Opening the conference folder is our is our first private moment with the event — away from public transit, from the hotel lobby, from the registration desk, and the casual greetings of friends in the entry area. Opening the folder is our first experience with the conference in a personal, individual manner. And how this packet speaks to us conveys the nature of the event. The packet’s tone tells us something about the mindset of our event hosts.

The folder (pictured above) presents lots of small details rather than guiding our participants with a clear sequence of reading materials. All the big logos on the left shout that the most important thing that participants are to glean from this conference is: Who Is Sponsoring It?  On the right, a mash of small text is a letter from our host, Jeanne — yet it isn’t formatted like a letter. It has bullet points. It has subheads. It has logos. This makes the letter less of a ‘personal greeting’ than an ‘info sheet’. The bright yellow raffle/sticker gets in the way of the greeting letter, too.

Maybe all of these elements are important. But it’s impossible to tell which is most important, which medium important, and which least important — because everything is coming at our participant at once. There’s no sequencing, no flow. Even the event banner (which should be the primary graphic) is smaller than the Bank of America logo. Surely, this isn’t the tone and message we intend?
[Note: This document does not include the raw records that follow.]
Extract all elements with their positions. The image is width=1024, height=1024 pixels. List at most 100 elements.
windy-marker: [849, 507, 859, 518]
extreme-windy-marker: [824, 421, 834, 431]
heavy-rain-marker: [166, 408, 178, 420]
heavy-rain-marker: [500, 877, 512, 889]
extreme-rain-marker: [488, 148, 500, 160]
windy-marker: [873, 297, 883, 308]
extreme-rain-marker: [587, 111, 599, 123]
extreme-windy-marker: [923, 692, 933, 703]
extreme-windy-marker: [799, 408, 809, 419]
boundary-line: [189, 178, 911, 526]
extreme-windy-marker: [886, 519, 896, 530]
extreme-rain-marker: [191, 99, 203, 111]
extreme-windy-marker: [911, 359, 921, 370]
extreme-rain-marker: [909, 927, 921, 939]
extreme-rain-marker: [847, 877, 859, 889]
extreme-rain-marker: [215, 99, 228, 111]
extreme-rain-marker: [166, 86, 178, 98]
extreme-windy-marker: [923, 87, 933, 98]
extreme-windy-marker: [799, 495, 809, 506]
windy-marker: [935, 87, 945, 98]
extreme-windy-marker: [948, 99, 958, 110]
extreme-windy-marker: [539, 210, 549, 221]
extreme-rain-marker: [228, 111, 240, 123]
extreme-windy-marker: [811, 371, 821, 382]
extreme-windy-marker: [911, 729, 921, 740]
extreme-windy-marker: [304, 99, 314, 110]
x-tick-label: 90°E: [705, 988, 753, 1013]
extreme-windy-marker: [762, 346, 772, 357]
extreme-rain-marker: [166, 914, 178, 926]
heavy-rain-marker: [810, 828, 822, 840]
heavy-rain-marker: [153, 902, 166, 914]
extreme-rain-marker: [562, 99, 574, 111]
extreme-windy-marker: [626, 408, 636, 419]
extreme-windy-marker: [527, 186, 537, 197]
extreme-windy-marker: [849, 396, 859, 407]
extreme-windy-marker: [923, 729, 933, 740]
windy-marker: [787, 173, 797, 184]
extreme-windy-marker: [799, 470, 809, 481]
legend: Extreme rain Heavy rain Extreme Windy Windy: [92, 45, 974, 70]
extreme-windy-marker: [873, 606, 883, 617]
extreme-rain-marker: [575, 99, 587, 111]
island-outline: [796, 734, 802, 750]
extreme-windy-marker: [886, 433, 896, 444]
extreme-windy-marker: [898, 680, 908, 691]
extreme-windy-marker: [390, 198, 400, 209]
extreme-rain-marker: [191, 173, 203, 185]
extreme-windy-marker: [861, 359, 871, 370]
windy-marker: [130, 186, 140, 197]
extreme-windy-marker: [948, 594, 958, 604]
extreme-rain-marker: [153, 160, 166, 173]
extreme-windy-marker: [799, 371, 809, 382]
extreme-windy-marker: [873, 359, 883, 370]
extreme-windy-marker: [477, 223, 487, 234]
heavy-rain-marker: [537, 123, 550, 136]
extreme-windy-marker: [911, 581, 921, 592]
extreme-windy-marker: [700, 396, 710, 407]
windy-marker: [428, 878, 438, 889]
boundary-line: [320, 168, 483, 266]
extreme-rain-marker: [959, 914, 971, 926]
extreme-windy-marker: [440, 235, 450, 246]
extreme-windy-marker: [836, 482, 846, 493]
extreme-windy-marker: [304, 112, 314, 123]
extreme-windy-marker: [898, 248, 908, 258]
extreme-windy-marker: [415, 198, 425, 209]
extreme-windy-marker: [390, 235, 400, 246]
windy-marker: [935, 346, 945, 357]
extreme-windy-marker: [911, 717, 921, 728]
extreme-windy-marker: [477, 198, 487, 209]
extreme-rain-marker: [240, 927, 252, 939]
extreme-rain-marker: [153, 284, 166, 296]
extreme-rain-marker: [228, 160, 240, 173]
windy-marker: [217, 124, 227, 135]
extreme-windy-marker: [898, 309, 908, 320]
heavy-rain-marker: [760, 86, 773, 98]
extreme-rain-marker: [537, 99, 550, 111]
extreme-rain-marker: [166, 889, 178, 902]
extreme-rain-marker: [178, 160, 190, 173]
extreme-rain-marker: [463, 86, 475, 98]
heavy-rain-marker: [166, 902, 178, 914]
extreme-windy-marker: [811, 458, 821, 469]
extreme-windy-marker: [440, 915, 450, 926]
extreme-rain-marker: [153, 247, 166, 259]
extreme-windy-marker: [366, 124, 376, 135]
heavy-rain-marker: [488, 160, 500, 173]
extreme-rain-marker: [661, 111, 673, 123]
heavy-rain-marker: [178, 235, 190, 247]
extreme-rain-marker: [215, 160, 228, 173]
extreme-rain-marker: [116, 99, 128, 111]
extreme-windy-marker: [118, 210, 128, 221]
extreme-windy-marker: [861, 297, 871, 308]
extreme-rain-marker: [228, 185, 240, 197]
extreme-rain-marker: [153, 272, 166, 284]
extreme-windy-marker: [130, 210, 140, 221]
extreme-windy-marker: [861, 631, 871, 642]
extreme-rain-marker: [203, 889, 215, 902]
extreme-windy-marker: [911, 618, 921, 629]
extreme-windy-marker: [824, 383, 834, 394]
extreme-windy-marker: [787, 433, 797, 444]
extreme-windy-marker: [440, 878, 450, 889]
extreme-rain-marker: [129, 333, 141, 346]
Suggestion: put everything on the right pocket of the folder. Leave the left pocket empty. Sequence the pages of the right pocket into a narrative flow, beginning with a personal welcome message from Jeanne and continuing on to each item in order of it’s importance/relevance. Let users move stuff to the left pocket as they see fit.

 

If you’re runing these out on a color copier, I say “use it all the way.” There’s no reason so much of these materials still look like xeroxes.

 

 

I’d suggest setting up tables and chairs for 80% of the expected attendance. If more people show up, have extra tables and chair on hand to add to the back of the room. But better to have people crowded and squeezed together eleven-t0-a-table, than to have only three or four people at any table.

 

 

I’d suggest, unless there’s a technical limitation, place the tables on the horizontal axis of the room. That way, the most tables are the closest to the speaker. Or better yet, set the tables in a “C” shape around the podium. Even if people have a side-ish view of the speaker, they feel better being closer to the action. Staring long distance over the backs-of-heads has a disengaging effect.

 

Even if the hotel lacks spotlights, grab a standing lamp from home and a few photographer’s clip-lights. Put them next to the podium.  The signature event of the conference was too lost in the dark.

 

Even though these sessions are called “Plenaries”, they have an intimate and informal tone. They could easily be called “Wisdom & Experience Sharing” instead of “Plenary.” In this age of The View, Rosie O’Donnell, and Ellen, people are used to being up close and personal in these contexts. Nonprofit Day’s 18-foot gap between speaker rostrum and first seats could be lowered to a mere 6 feet to improve the connection between audience and speakers.

 

We should be moving away from hierarchical presentations and format, I believe. The potency of social media speaks volumes about the shifting nature (and expectations) about information sharing. The less events look “top-down” in form, the better.

 

 

Or even Twitter straight to Jeanne’s account, which she could check while on stage but in a lull while other people are talking. Each Plenary speaker had a fair amount of downtime. Or perhaps a CompassPoint volunteer could monitor each Plenary’s hashtag feed and field select questions or points to the rostrum?